— Нет, — заявил он. — Вы должны были заплатить по счетам. И вы это сделали. Отдали долг глазом. Это — судьба.
На сей раз рот разинул садовник, не веря своим ушам; он смотрел на говорившего и думал, что видит перед собой ничтожество, какое-то ядовитое насекомое:
— Не будь у меня такого почтения к магистрату Кайседо и его супруге, крестным моего сына, давшим мне работу и жилье в своем поместье, и не находись здесь сеньорита Уриэла, я бы…
— Вы бы? — подбодрил его Хесус, но сразу же забыл о прозвучавшей угрозе. — Слушайте все! Хватит надрываться. Нужно ведь и мозгами шевелить хотя бы иногда. Когда вкалываешь, как вы, думать невозможно. А чего это вы зеваете? — вдруг спросил он, переведя взгляд на главную повариху Хуану, давно работавшую в доме Хуану Колиму, которая остановилась на минутку послушать, уперев руки в боки. — При зевке душа вылетает, донья Хуана, так что прикрывайте рот, когда зеваете; а если уж не прикрыли, так хватайте свою душу двумя пальчиками, кладите ее в рот и скорее глотайте, а то так и без души можно остаться.
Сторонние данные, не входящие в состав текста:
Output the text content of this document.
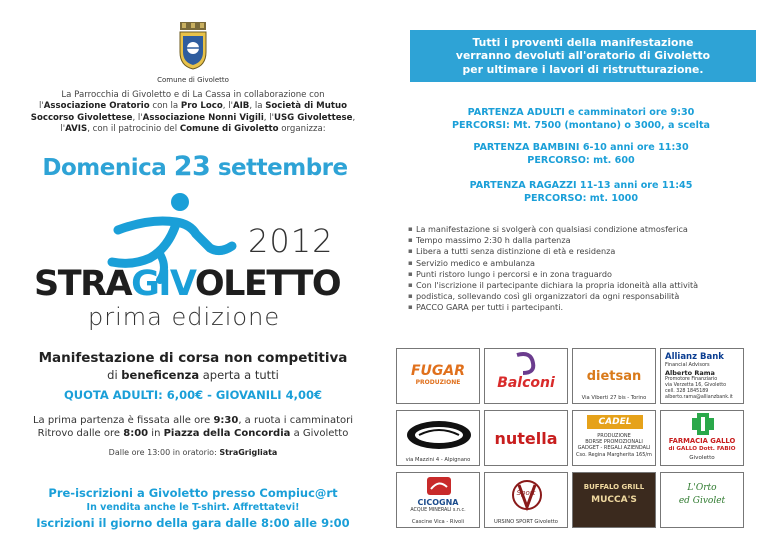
Comune di Givoletto
La Parrocchia di Givoletto e di La Cassa in collaborazione con
l'Associazione Oratorio con la Pro Loco, l'AIB, la Società di Mutuo
Soccorso Givolettese, l'Associazione Nonni Vigili, l'USG Givolettese,
l'AVIS, con il patrocinio del Comune di Givoletto organizza:
Domenica 23 settembre
2012
STRAGIVOLETTO
prima edizione
Manifestazione di corsa non competitiva
di beneficenza aperta a tutti
QUOTA ADULTI: 6,00€ - GIOVANILI 4,00€
La prima partenza è fissata alle ore 9:30, a ruota i camminatori
Ritrovo dalle ore 8:00 in Piazza della Concordia a Givoletto
Dalle ore 13:00 in oratorio: StraGrigliata
Pre-iscrizioni a Givoletto presso Compiuc@rt
In vendita anche le T-shirt. Affrettatevi!
Iscrizioni il giorno della gara dalle 8:00 alle 9:00
Tutti i proventi della manifestazione
verranno devoluti all'oratorio di Givoletto
per ultimare i lavori di ristrutturazione.
PARTENZA ADULTI e camminatori ore 9:30
PERCORSI: Mt. 7500 (montano) o 3000, a scelta
PARTENZA BAMBINI 6-10 anni ore 11:30
PERCORSO: mt. 600
PARTENZA RAGAZZI 11-13 anni ore 11:45
PERCORSO: mt. 1000
▪ La manifestazione si svolgerà con qualsiasi condizione atmosferica
▪ Tempo massimo 2:30 h dalla partenza
▪ Libera a tutti senza distinzione di età e residenza
▪ Servizio medico e ambulanza
▪ Punti ristoro lungo i percorsi e in zona traguardo
▪ Con l'iscrizione il partecipante dichiara la propria idoneità alla attività
▪ podistica, sollevando così gli organizzatori da ogni responsabilità
▪ PACCO GARA per tutti i partecipanti.
FUGAR
PRODUZIONE	Balconi	dietsan
Via Viberti 27 bis - Torino
Allianz Bank
Financial Advisors
Alberto Rama
Promotore Finanziario
via Verzetta 16, Givoletto
cell. 328 1845189
alberto.rama@allianzbank.it
via Mazzini 4 - Alpignano
nutella
CADEL
PRODUZIONE
BORSE PROMOZIONALI
GADGET - REGALI AZIENDALI
Cso. Regina Margherita 165/m
FARMACIA GALLO
di GALLO Dott. FABIO
Givoletto
CICOGNA
ACQUE MINERALI s.n.c.
Cascine Vica - Rivoli
Sport
URSINO SPORT Givoletto
BUFFALO GRILL
MUCCA'S
L'Orto
ed Givolet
Рот поварихи открылся не чтобы зевнуть, а чтобы поглубже вдохнуть. Хесуса она знала. Этого человека — если в двух словах — она терпеть не могла. Но заставила себя улыбнуться. Садовник Лусио допил свой кофе. Не говоря ни слова, он вышел из кухни и отправился в зимний сад — удалился в крытую оранжерею, служившую ему убежищем.
Дядюшка Хесус не улыбался.
— Дядюшка, — заговорила Уриэла. — Вы что, и есть не будете?
Но горничная уже ставила перед Хесусом горшочек с похлебкой.
— Помни, я не голоден, — еле слышно ответил он. А потом, уже для всех, провозгласил: — Хорошо, раз уж ты так настаиваешь, не могу тебя не уважить.
Трясущимися руками он поднял горшочек и без лишних церемоний под изумленными взорами прислуги стал вливать в себя его содержимое. Похлебка поглощалась с жадностью преступника, осужденного умереть голодной смертью.
«С ума сошел, — подумала Уриэла, — он же обожжется».
От похлебки поднимался пар, она ручьями сбегала из уголков рта, стекала по шее. Осушив горшочек, он схватил со дна куриную ножку и в мгновение ока дочиста ее обглодал. И, не отрывая глаз от потолка, или от небес — как птицы, когда пьют, — вылизал гущу со дна кастрюльки, потребовал добавки, дожевал то, что оставалось во рту, сглотнул, рыгнул, выдохнул и встал на ноги.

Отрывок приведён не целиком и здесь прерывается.